I want to give several examples:
1.: Let benchmark A perform the following operations: "First, execute a barrier on MPI_COMM_WORLD. Second, start a timer. Third, process 0 sends 256 messages of size 32 kB each. Message i is sent to process i + 1. Finally, stop the timer." The first execution of benchmark A takes about 686 microseconds on an instance of 2048 processes (2048 cores on 128 nodes). Subsequent executions of A just take 0.85 microseconds each.
Insight: If we perform a communication pattern (here 'partial' broadcast) the first time, the execution is slower than subsequent executions by a factor of about 800. Unfortunately, if we execute benchmark A again with a different communication partner, e.g., process 1 sends messages to process 1..256, benchmark A is slow again. Thus, an initial warm up phase which executes benchmark A once does not speed up communication in general.
2.: Let benchmark B perform the following operations: "First, execute a barrier on MPI_COMM_WORLD. Second, start a timer. Third, invoke MPI_Alltoall with messages of size 32 kB each. Finally, stop the timer." The first execution of benchmark B takes about 42.41 seconds(!) on an instance of 2048 processes (2048 cores on 128 nodes).

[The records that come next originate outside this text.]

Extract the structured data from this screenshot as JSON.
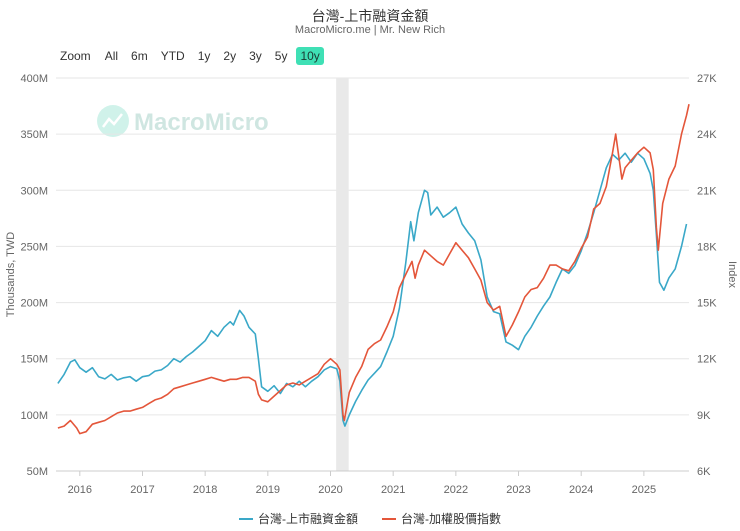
{
  "header": {
    "title": "台灣-上市融資金額",
    "subtitle": "MacroMicro.me | Mr. New Rich"
  },
  "zoom": {
    "label": "Zoom",
    "buttons": [
      "All",
      "6m",
      "YTD",
      "1y",
      "2y",
      "3y",
      "5y",
      "10y"
    ],
    "active": "10y"
  },
  "watermark": {
    "text": "MacroMicro"
  },
  "legend": [
    {
      "label": "台灣-上市融資金額",
      "color": "#3aa8c8"
    },
    {
      "label": "台灣-加權股價指數",
      "color": "#e4563a"
    }
  ],
  "chart_data": {
    "type": "line",
    "title": "台灣-上市融資金額",
    "left_axis": {
      "label": "Thousands, TWD",
      "range": [
        50,
        400
      ],
      "ticks": [
        "50M",
        "100M",
        "150M",
        "200M",
        "250M",
        "300M",
        "350M",
        "400M"
      ]
    },
    "right_axis": {
      "label": "Index",
      "range": [
        6000,
        27000
      ],
      "ticks": [
        "6K",
        "9K",
        "12K",
        "15K",
        "18K",
        "21K",
        "24K",
        "27K"
      ]
    },
    "x_axis": {
      "range": [
        2015.62,
        2025.72
      ],
      "ticks": [
        "2016",
        "2017",
        "2018",
        "2019",
        "2020",
        "2021",
        "2022",
        "2023",
        "2024",
        "2025"
      ]
    },
    "recession_band": {
      "start": 2020.09,
      "end": 2020.29
    },
    "series": [
      {
        "name": "台灣-上市融資金額",
        "axis": "left",
        "color": "#3aa8c8",
        "points": [
          [
            2015.65,
            128
          ],
          [
            2015.75,
            136
          ],
          [
            2015.85,
            147
          ],
          [
            2015.92,
            149
          ],
          [
            2016.0,
            142
          ],
          [
            2016.1,
            138
          ],
          [
            2016.2,
            142
          ],
          [
            2016.3,
            134
          ],
          [
            2016.4,
            132
          ],
          [
            2016.5,
            136
          ],
          [
            2016.6,
            131
          ],
          [
            2016.7,
            133
          ],
          [
            2016.8,
            134
          ],
          [
            2016.9,
            130
          ],
          [
            2017.0,
            134
          ],
          [
            2017.1,
            135
          ],
          [
            2017.2,
            139
          ],
          [
            2017.3,
            140
          ],
          [
            2017.4,
            144
          ],
          [
            2017.5,
            150
          ],
          [
            2017.6,
            147
          ],
          [
            2017.7,
            152
          ],
          [
            2017.8,
            156
          ],
          [
            2017.9,
            161
          ],
          [
            2018.0,
            166
          ],
          [
            2018.1,
            175
          ],
          [
            2018.2,
            170
          ],
          [
            2018.3,
            178
          ],
          [
            2018.4,
            183
          ],
          [
            2018.45,
            180
          ],
          [
            2018.55,
            193
          ],
          [
            2018.62,
            188
          ],
          [
            2018.7,
            178
          ],
          [
            2018.8,
            172
          ],
          [
            2018.85,
            150
          ],
          [
            2018.9,
            125
          ],
          [
            2019.0,
            121
          ],
          [
            2019.1,
            126
          ],
          [
            2019.2,
            119
          ],
          [
            2019.3,
            128
          ],
          [
            2019.4,
            125
          ],
          [
            2019.5,
            130
          ],
          [
            2019.6,
            125
          ],
          [
            2019.7,
            130
          ],
          [
            2019.8,
            134
          ],
          [
            2019.9,
            140
          ],
          [
            2020.0,
            143
          ],
          [
            2020.1,
            141
          ],
          [
            2020.15,
            130
          ],
          [
            2020.2,
            95
          ],
          [
            2020.23,
            90
          ],
          [
            2020.3,
            100
          ],
          [
            2020.4,
            112
          ],
          [
            2020.5,
            122
          ],
          [
            2020.6,
            131
          ],
          [
            2020.7,
            137
          ],
          [
            2020.8,
            143
          ],
          [
            2020.9,
            156
          ],
          [
            2021.0,
            170
          ],
          [
            2021.1,
            195
          ],
          [
            2021.2,
            235
          ],
          [
            2021.28,
            272
          ],
          [
            2021.33,
            255
          ],
          [
            2021.4,
            280
          ],
          [
            2021.5,
            300
          ],
          [
            2021.55,
            298
          ],
          [
            2021.6,
            278
          ],
          [
            2021.7,
            285
          ],
          [
            2021.8,
            276
          ],
          [
            2021.9,
            280
          ],
          [
            2022.0,
            285
          ],
          [
            2022.1,
            270
          ],
          [
            2022.2,
            262
          ],
          [
            2022.3,
            255
          ],
          [
            2022.4,
            238
          ],
          [
            2022.5,
            205
          ],
          [
            2022.6,
            192
          ],
          [
            2022.7,
            190
          ],
          [
            2022.8,
            165
          ],
          [
            2022.9,
            162
          ],
          [
            2023.0,
            158
          ],
          [
            2023.1,
            170
          ],
          [
            2023.2,
            178
          ],
          [
            2023.3,
            188
          ],
          [
            2023.4,
            197
          ],
          [
            2023.5,
            205
          ],
          [
            2023.6,
            218
          ],
          [
            2023.7,
            230
          ],
          [
            2023.8,
            226
          ],
          [
            2023.9,
            233
          ],
          [
            2024.0,
            246
          ],
          [
            2024.1,
            262
          ],
          [
            2024.2,
            280
          ],
          [
            2024.3,
            300
          ],
          [
            2024.4,
            320
          ],
          [
            2024.5,
            332
          ],
          [
            2024.6,
            327
          ],
          [
            2024.7,
            333
          ],
          [
            2024.8,
            325
          ],
          [
            2024.9,
            333
          ],
          [
            2025.0,
            328
          ],
          [
            2025.1,
            315
          ],
          [
            2025.15,
            300
          ],
          [
            2025.2,
            260
          ],
          [
            2025.25,
            218
          ],
          [
            2025.32,
            211
          ],
          [
            2025.4,
            222
          ],
          [
            2025.5,
            230
          ],
          [
            2025.6,
            250
          ],
          [
            2025.68,
            270
          ]
        ]
      },
      {
        "name": "台灣-加權股價指數",
        "axis": "right",
        "color": "#e4563a",
        "points": [
          [
            2015.65,
            8300
          ],
          [
            2015.75,
            8400
          ],
          [
            2015.85,
            8700
          ],
          [
            2015.95,
            8300
          ],
          [
            2016.0,
            8000
          ],
          [
            2016.1,
            8100
          ],
          [
            2016.2,
            8500
          ],
          [
            2016.3,
            8600
          ],
          [
            2016.4,
            8700
          ],
          [
            2016.5,
            8900
          ],
          [
            2016.6,
            9100
          ],
          [
            2016.7,
            9200
          ],
          [
            2016.8,
            9200
          ],
          [
            2016.9,
            9300
          ],
          [
            2017.0,
            9400
          ],
          [
            2017.1,
            9600
          ],
          [
            2017.2,
            9800
          ],
          [
            2017.3,
            9900
          ],
          [
            2017.4,
            10100
          ],
          [
            2017.5,
            10400
          ],
          [
            2017.6,
            10500
          ],
          [
            2017.7,
            10600
          ],
          [
            2017.8,
            10700
          ],
          [
            2017.9,
            10800
          ],
          [
            2018.0,
            10900
          ],
          [
            2018.1,
            11000
          ],
          [
            2018.2,
            10900
          ],
          [
            2018.3,
            10800
          ],
          [
            2018.4,
            10900
          ],
          [
            2018.5,
            10900
          ],
          [
            2018.6,
            11000
          ],
          [
            2018.7,
            11000
          ],
          [
            2018.8,
            10800
          ],
          [
            2018.85,
            10100
          ],
          [
            2018.9,
            9800
          ],
          [
            2019.0,
            9700
          ],
          [
            2019.1,
            10000
          ],
          [
            2019.2,
            10300
          ],
          [
            2019.3,
            10600
          ],
          [
            2019.4,
            10700
          ],
          [
            2019.5,
            10600
          ],
          [
            2019.6,
            10800
          ],
          [
            2019.7,
            11000
          ],
          [
            2019.8,
            11200
          ],
          [
            2019.9,
            11700
          ],
          [
            2020.0,
            12000
          ],
          [
            2020.1,
            11700
          ],
          [
            2020.15,
            11400
          ],
          [
            2020.2,
            9000
          ],
          [
            2020.22,
            8700
          ],
          [
            2020.3,
            10200
          ],
          [
            2020.4,
            11000
          ],
          [
            2020.5,
            11600
          ],
          [
            2020.6,
            12500
          ],
          [
            2020.7,
            12800
          ],
          [
            2020.8,
            13000
          ],
          [
            2020.9,
            13700
          ],
          [
            2021.0,
            14500
          ],
          [
            2021.1,
            15800
          ],
          [
            2021.2,
            16500
          ],
          [
            2021.3,
            17200
          ],
          [
            2021.35,
            16300
          ],
          [
            2021.4,
            17000
          ],
          [
            2021.5,
            17800
          ],
          [
            2021.6,
            17500
          ],
          [
            2021.7,
            17200
          ],
          [
            2021.8,
            17000
          ],
          [
            2021.9,
            17600
          ],
          [
            2022.0,
            18200
          ],
          [
            2022.1,
            17800
          ],
          [
            2022.2,
            17400
          ],
          [
            2022.3,
            16800
          ],
          [
            2022.4,
            16200
          ],
          [
            2022.5,
            15000
          ],
          [
            2022.6,
            14600
          ],
          [
            2022.7,
            14800
          ],
          [
            2022.8,
            13200
          ],
          [
            2022.9,
            13800
          ],
          [
            2023.0,
            14500
          ],
          [
            2023.1,
            15300
          ],
          [
            2023.2,
            15700
          ],
          [
            2023.3,
            15800
          ],
          [
            2023.4,
            16300
          ],
          [
            2023.5,
            17000
          ],
          [
            2023.6,
            17000
          ],
          [
            2023.7,
            16800
          ],
          [
            2023.8,
            16700
          ],
          [
            2023.9,
            17200
          ],
          [
            2024.0,
            17900
          ],
          [
            2024.1,
            18500
          ],
          [
            2024.2,
            20000
          ],
          [
            2024.3,
            20300
          ],
          [
            2024.4,
            21200
          ],
          [
            2024.5,
            23000
          ],
          [
            2024.55,
            24000
          ],
          [
            2024.6,
            22800
          ],
          [
            2024.65,
            21600
          ],
          [
            2024.7,
            22200
          ],
          [
            2024.8,
            22600
          ],
          [
            2024.9,
            23000
          ],
          [
            2025.0,
            23300
          ],
          [
            2025.1,
            23000
          ],
          [
            2025.15,
            22100
          ],
          [
            2025.2,
            19000
          ],
          [
            2025.23,
            17800
          ],
          [
            2025.3,
            20300
          ],
          [
            2025.4,
            21600
          ],
          [
            2025.5,
            22300
          ],
          [
            2025.6,
            24000
          ],
          [
            2025.68,
            25000
          ],
          [
            2025.72,
            25600
          ]
        ]
      }
    ]
  }
}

The second execution of B just takes 0.12 seconds.
Insight: If we perform a communication pattern (here MPI_Alltoall) the first time, the execution is slower than subsequent executions by a facto of about 353. Unfortunately, the first MPI_Alltoall is unbelievable slow and gets even much slower on larger machine instances.
3. Let benchmark C perform the following operations: "First, execute a barrier on MPI_COMM_WORLD. Second, start a timer, Third, execute an all-to-all collective operation with messages of size 32 kB each. Finally, stop the timer." The all-to-all collective operation we use in benchmark C is an own implementation of the MPI_Alltoall interface. We now execute benchmark C first and then benchmark A afterwards. Benchmark C takes about 40 seconds and benchmark A takes about 0.85 seconds.
Insight: The first execution of our all-to-all implementation performs similar to the first execution of MPI_Alltoall. Surprisingly, the subsequent execution of benchmark A is executed very fast (0.85 second), compared to the case where we do not have a preceding all-to-all. It seems like the all-to-all collective operation sets up the connections between each process which results in a fast execution of benchmark A. However, as the all-to-all collective operation (MPI_Alltoall as well) is unbelievable slow, we don't want to execute the all-to-all collective operation as a warm up on large scale.
We already figured out that the environment variable I_MPI_USE_DYNAMIC_CONNECTIONS=no avoids these slow running times on small scale (up to 2048 cores). However, setting I_MPI_USE_DYNAMIC_CONNECTIONS to the value 'no' does not have any effect on larger machine instances (number of cores > 2048).
We think that these benchmarks give interesting insights into the running time of Intel MPI. Our supercomputer might be configured incorrectly. We tried to adjust several environment variables but did not find a satisfying configuration. We also want to mention that those fluctuations in running time does not occur with IBM MPI on that machine.
If you have further suggestions to handle this problem, please let us know. If required we run additional benchmarks, apply different configurations, and provide debug output, e.g. I_MPI_DEBUG=xxx.